É muito importante hoje este ato nesta Casa, porque o povo negro hoje está em um patamar de verdadeira política. E essa atitude do Governo Municipal é importante, porque serve para abrir essa polêmica na sociedade, porque esse agora é o nível da luta do povo negro, o nível da inclusão do povo negro, de fato, depois de todas as lutas e etapas.

Trouxe alguns dados: apenas 5% dos negros, nos grandes empreendimentos, aqui de Porto Alegre. É uma discussão que deve ser feita no conjunto da comunidade negra, porque somos muito mais nesta Cidade e neste Estado. É uma proposta mínima, dos 5%, mas acredito que deva se ampliar, pelo contingente e qualidade de negros que há neste Estado. Apenas 19% das famílias negras se fazem valer do PRONAF, inclusive o Ministro Raul Jurgmann disse que vai chamar o Movimento Negro para discutir políticas de inclusão nesse Programa. Há alguns dados do DIEESE, do primeiro semestre, que apenas 20% dos negros na Região Metropolitana obtêm os cargos principais de trabalho. Na Região Metropolitana, os negros que tem 2º grau recebem em torno de 687 reais, um valor muito inferior aos brancos, quase em torno de 100 reais. Os negros que têm o 1º grau recebem em torno de 384 reais. São dados importantes que, neste momento, a comunidade negra, os parlamentares, todos que se dizem representantes da comunidade de Porto Alegre devem-se empenhar e discutir políticas de inclusão da comunidade negra.

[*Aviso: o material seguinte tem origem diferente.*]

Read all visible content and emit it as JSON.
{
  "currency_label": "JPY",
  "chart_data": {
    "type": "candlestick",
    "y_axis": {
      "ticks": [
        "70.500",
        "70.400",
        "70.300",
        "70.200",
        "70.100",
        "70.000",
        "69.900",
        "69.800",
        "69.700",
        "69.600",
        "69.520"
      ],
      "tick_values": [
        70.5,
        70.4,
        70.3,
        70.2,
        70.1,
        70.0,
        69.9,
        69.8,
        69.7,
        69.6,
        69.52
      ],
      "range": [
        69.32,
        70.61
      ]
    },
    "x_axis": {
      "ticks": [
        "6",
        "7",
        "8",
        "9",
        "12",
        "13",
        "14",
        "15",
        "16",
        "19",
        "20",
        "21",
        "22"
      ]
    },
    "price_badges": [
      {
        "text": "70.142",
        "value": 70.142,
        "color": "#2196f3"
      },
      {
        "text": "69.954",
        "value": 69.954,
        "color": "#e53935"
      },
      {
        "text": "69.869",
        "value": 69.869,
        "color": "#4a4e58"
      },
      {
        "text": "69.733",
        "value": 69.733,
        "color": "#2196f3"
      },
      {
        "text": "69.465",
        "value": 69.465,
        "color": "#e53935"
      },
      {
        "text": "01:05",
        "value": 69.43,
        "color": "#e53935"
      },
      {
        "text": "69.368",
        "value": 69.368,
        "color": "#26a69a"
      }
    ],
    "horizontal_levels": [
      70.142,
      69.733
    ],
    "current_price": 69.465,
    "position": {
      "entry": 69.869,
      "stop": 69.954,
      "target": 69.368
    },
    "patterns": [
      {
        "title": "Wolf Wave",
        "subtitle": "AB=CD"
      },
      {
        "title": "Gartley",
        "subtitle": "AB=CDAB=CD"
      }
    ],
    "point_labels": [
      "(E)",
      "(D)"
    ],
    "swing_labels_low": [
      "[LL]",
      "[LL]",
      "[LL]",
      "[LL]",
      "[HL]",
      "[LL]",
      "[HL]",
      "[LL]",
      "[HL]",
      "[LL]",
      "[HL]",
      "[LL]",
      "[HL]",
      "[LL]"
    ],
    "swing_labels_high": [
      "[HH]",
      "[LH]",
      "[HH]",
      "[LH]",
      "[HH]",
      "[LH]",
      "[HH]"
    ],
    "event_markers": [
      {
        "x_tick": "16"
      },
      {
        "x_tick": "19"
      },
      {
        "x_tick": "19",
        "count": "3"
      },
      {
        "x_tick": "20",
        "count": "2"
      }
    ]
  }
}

É verdade, o Ver. Luiz Braz disse que a maioria dos meninos de rua desta Cidade e do País são negros, quase 100%. De fato não temos uma política com corte racial de inclusão dessas crianças. A maioria da evasão escolar que ocorre nas escolas públicas são, sim, de crianças negras, porque não há uma política direcionada para esse problema. É nesse sentido que nós, da Comissão, temos uma proposição com relação a essa Lei que se refere à Consciência Negra, no sentido de ampliar o prazo, para que ela possa se organizar e, efetivamente, consiga os seus objetivos. Até o dia 21 de novembro, teremos o material de divulgação com toda a programação. Muito obrigado.

 

(Não revisto pelo orador.)

 

O SR. PRESIDENTE: Sem dúvida, todas essas questões estão anotadas. Esta Casa, meu caro João Alberto Mattos, tem uma tradição, e nós, que estamos hoje na Mesa Diretora e também os Vereadores, faremos todos os esforços para que possamos levar adiante todas as questões que aqui foram colocadas. Agradecemos pela presença dos componentes desta Mesa; da representante da OAB, Dra. Marta Machado; do Sr. Elton Fraga, representando a Secretaria de Obras; do Sr. João Alberto Mattos, coordenador da III Semana da Consciência Negra; da Sra. Márcia Bauer, representante do Sr. Prefeito Municipal.

Convidamos todos os presentes para, em pé, ouvirmos o Hino Rio-Grandense.

 

(É executado o Hino Rio-Grandense.)

 

Estão encerrados os trabalhos da presente Sessão.